При видѣ всего этого она снова повеселѣла. Ей было жарко въ ватерпруфѣ, и, снявъ его, она понесла ватерпруфъ на рукѣ. Другія дѣвочки уже прыгали, смѣялись, догоняли другъ друга. Элли заразилась общимъ оживленіемъ, и тотчасъ же ей показалось, что она среди друзей.
Въ это время подходили къ лѣсной опушкѣ, и кто-то предложилъ бѣжать въ перегонки до лѣса. Всѣ побѣжали, и Элли прибѣжала къ цѣли первой. Она такъ обрадовалась одержанной побѣдѣ, что начала прыгать, а потомъ схватила одну изъ дѣвочекъ за талію и нѣсколько разъ повернула ее вокругъ себя.
Но та разсердилась и назвала ее телушкой.
-- Нѣтъ никакой заслуги бѣгать скоро, когда у ней ноги, какъ у телушки!-- сказала она.
-- А видѣли вы, какъ она подпрыгивала, точно цапля, и пальто на ея рукахъ хлопало по воздуху, какъ крыло?
-- Ха, ха, ха! Впрочемъ, она, конечно, умѣетъ бѣгать только прямо, а если бы ей пришлось изворачиваться... какъ въ пятнашки... вотъ, напримѣръ, лови!
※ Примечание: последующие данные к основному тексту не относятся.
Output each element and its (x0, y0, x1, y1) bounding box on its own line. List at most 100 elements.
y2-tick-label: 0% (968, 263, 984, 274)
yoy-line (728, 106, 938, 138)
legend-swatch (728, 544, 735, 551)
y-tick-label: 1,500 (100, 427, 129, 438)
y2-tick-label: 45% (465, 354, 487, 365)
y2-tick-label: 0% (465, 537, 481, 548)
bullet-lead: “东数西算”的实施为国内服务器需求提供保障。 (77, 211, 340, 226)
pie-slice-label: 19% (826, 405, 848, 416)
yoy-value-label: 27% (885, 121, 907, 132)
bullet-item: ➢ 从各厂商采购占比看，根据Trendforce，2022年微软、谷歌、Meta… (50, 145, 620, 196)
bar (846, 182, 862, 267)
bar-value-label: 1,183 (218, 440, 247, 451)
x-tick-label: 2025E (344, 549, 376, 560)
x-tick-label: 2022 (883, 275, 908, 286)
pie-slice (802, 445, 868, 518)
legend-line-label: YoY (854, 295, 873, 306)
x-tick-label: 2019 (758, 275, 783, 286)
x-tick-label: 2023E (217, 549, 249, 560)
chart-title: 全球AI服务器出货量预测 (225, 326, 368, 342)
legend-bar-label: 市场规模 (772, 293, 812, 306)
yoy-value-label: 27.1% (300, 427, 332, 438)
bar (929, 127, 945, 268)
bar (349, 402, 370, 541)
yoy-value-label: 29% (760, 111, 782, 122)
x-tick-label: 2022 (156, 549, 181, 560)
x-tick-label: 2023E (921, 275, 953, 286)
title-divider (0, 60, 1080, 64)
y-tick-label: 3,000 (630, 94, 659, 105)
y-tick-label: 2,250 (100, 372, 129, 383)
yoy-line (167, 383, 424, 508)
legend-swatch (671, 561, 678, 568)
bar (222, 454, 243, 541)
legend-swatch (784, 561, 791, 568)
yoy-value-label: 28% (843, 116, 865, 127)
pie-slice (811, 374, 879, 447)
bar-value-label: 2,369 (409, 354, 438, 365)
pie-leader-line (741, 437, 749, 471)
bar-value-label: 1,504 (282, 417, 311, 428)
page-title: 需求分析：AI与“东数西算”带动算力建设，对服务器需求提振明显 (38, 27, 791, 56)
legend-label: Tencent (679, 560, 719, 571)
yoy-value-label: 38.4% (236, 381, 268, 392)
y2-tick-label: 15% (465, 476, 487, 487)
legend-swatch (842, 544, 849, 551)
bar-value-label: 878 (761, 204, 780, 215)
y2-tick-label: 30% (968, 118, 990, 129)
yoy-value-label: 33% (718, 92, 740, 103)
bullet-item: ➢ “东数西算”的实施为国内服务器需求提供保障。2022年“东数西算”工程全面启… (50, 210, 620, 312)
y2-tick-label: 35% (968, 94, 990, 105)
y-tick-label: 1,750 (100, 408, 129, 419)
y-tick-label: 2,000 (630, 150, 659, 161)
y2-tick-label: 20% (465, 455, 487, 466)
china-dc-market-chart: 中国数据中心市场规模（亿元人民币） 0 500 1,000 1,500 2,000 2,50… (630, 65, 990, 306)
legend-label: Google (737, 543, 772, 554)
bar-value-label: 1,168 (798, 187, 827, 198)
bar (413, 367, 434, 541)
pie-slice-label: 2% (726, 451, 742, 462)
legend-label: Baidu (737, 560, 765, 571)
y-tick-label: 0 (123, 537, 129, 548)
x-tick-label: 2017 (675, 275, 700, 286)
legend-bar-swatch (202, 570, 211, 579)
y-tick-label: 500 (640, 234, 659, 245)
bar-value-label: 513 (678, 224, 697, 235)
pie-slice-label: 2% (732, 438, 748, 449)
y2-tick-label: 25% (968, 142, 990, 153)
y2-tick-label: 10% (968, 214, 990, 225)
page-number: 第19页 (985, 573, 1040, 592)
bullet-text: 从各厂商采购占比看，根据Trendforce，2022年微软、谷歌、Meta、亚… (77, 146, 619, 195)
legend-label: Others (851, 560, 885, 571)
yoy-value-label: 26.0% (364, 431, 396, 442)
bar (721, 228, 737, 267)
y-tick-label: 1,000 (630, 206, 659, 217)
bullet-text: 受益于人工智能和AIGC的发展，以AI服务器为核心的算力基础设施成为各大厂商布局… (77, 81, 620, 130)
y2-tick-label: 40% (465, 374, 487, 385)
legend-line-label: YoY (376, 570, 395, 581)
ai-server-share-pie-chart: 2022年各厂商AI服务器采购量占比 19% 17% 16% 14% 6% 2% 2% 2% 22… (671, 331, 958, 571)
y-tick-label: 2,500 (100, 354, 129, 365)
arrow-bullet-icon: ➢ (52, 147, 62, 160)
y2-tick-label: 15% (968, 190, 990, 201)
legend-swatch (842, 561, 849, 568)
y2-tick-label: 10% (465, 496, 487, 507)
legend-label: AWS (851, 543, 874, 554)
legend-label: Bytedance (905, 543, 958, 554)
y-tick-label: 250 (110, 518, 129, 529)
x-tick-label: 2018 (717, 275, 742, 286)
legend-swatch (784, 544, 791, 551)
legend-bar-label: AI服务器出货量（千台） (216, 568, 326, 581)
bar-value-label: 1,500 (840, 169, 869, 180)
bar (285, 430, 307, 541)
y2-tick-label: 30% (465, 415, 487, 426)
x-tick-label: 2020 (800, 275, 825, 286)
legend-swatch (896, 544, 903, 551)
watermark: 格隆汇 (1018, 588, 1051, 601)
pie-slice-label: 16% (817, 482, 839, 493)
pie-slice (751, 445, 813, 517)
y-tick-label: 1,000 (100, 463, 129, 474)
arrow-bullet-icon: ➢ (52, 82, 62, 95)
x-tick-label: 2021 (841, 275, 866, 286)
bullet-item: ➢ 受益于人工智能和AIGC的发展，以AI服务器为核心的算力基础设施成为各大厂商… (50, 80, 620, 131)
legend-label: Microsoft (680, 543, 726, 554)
И дѣвочка, вырвавъ у нея ватерпруфъ изъ рукъ, стала ловко убѣгать, увертываясь отъ нея въ стороны. Элли никакъ не могла поймать ея, такая она была увертливая. Впрочемъ, Элли и не хотѣлось больше бѣгать, такъ какъ теперь всѣ смотрѣли на нее, и видимо были на сторонѣ другой дѣвочки. Та помучила Элли нѣсколько времени, потомъ бросила ватерпруфъ на заборъ и убѣжала къ другимъ.
Всѣ были веселы, по-прежнему, но хорошее расположеніе духа опять покинуло Элли, и она тихо пошла одна, позади всѣхъ.
Вскорѣ однако, изъ толпы дѣтей выдѣлилась одна дѣвочка. Она тоже пошла позади и, когда стали подниматься въ гору, приблизилась къ Элли, видимо желая заговорить съ нею. Нѣкоторое время она стѣснялась заговорить, и только то и дѣло оглядывалась на Элли, шедшую позади нея немного дальше; она пошла рядомъ; наконецъ, она начала разговоръ. Эта дѣвочка была въ одномъ классѣ съ Элли, и потому разговоръ начался съ уроковъ. Не помнила ли Элли, что у нихъ было задано на завтра?-- Нѣмецкія слова и географія?.. Да, теперь она вспомнила!-- Она предложила Элли конфектъ изъ сумочки, которая висѣла у нея черезъ плечо, и просила брать побольше... безъ церемоній... Ее звали Сигридъ... По мѣрѣ того, какъ онѣ разговаривали, поднимаясь на гору, дѣвочка все болѣе и болѣе нравилась Элли, и на серединѣ подъема, онѣ уже были друзьями.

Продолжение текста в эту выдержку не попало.